The strength in consumer spending is a relief following last year’s year-end stock market turbulence, which cut into consumer confidence and triggered an apparent 2.0% plunge in December retail sales. The retail sales data are often revised considerably and December’s weakness and March’s 1.8% spike look highly suspicious. We suspect the government data are having trouble adjusting to the shift to online purchases. The 3.8% year-over-year rise in core retail sales more likely reflects the underlying momentum.

Headline sales rose 0.4% all three months of the second quarter, and core retail sales rose 0.5%, 0.6% and 0.7% in April, May and June, respectively. The second quarter’s stability is encouraging, as smaller tax refunds were expected to hold down spending. While tax refunds did decline, solid job and income growth appear to have more than made up any shortfall. Falling gasoline prices shaved some strength off overall retail sales. Sales at gasoline stations fell 2.8%, as gasoline prices—as tracked by AAA—fell nearly 4%. Sales at electronics stores also fell 0.2%, but the savings from lower gasoline prices set off broad based gains elsewhere. Ten of the other 11 broad retail categories rose in June, with the other—sporting goods—unchanged.

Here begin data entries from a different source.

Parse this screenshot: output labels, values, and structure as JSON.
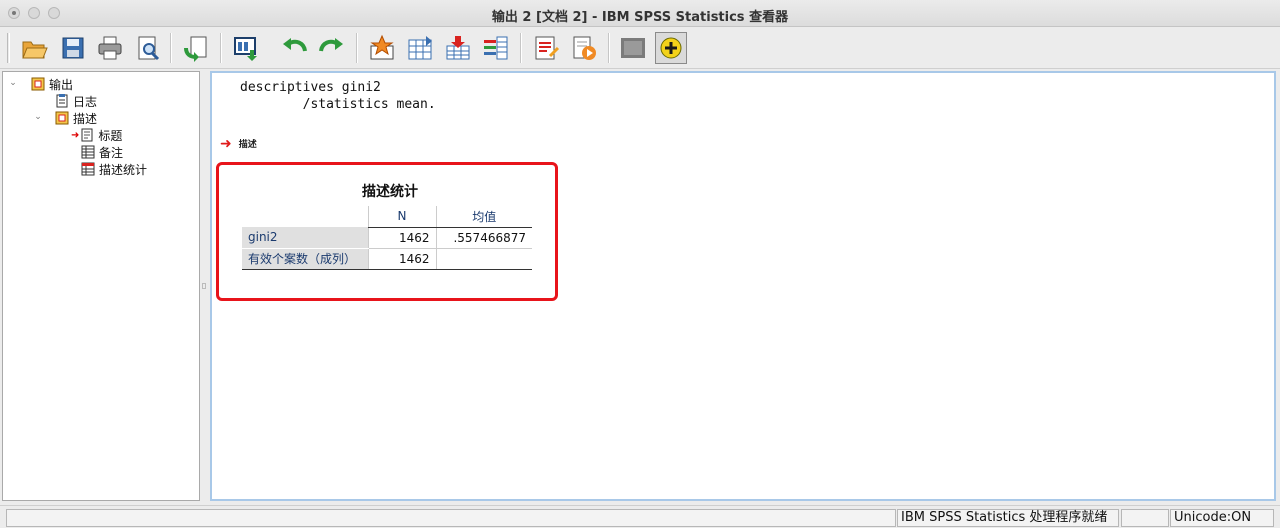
{
  "window": {
    "title": "输出 2 [文档 2] - IBM SPSS Statistics 查看器"
  },
  "toolbar": {
    "buttons": [
      {
        "name": "open-icon"
      },
      {
        "name": "save-icon"
      },
      {
        "name": "print-icon"
      },
      {
        "name": "print-preview-icon"
      },
      {
        "name": "export-icon"
      },
      {
        "name": "recall-dialog-icon"
      },
      {
        "name": "undo-icon"
      },
      {
        "name": "redo-icon"
      },
      {
        "name": "goto-data-icon"
      },
      {
        "name": "goto-case-icon"
      },
      {
        "name": "goto-variable-icon"
      },
      {
        "name": "variables-icon"
      },
      {
        "name": "insert-title-icon"
      },
      {
        "name": "run-script-icon"
      },
      {
        "name": "hide-output-icon"
      },
      {
        "name": "show-output-icon"
      }
    ]
  },
  "outline": {
    "root": "输出",
    "log": "日志",
    "descriptives": "描述",
    "title_item": "标题",
    "notes_item": "备注",
    "stats_item": "描述统计"
  },
  "content": {
    "syntax_line1": "descriptives gini2",
    "syntax_line2": "        /statistics mean.",
    "section_heading": "描述",
    "table": {
      "title": "描述统计",
      "columns": [
        "",
        "N",
        "均值"
      ],
      "rows": [
        {
          "label": "gini2",
          "n": "1462",
          "mean": ".557466877"
        },
        {
          "label": "有效个案数（成列）",
          "n": "1462",
          "mean": ""
        }
      ]
    }
  },
  "statusbar": {
    "left": "",
    "processor": "IBM SPSS Statistics 处理程序就绪",
    "encoding": "Unicode:ON"
  },
  "colors": {
    "highlight_border": "#e8141b",
    "pane_border": "#a8c8e8"
  }
}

Retail sales of motor vehicles and parts rose 0.7% in June following a similar gain the prior month. The strength is a nice surprise. Earlier reported manufacturer sales had shown motor vehicle sales losing momentum in June. Moreover, fleet sale, which show up in business fixed investment, have reportedly been strong, benefitting from more generous depreciation. The drop in manufacturer sales is likely an effort to curb dealer inventories. Home improvement center sales rebounded in June but fell sharply for the quarter as a whole. Unusually rainy weather depressed sales in April (-1.0%) and May (-1.5%), setting the stage for a rebound. Sales at general merchandise stores rose a modest 0.2% and are up just 2.3% year-over-year. Department stores fell 1.1% in June and are down 5.4% over the past year. Restaurants were the prime beneficiary of falling gasoline prices. Sales at eating and drinking places jumped 0.9% in June and are solidly up year-over-year.

The only downside to June’s better retail sales data is they raise questions about whether the Fed will follow change its intentions to cut the federal funds rate later this month. We doubt it. The Fed’s decision to cut rates is based more on where they see the economy headed than where it has been.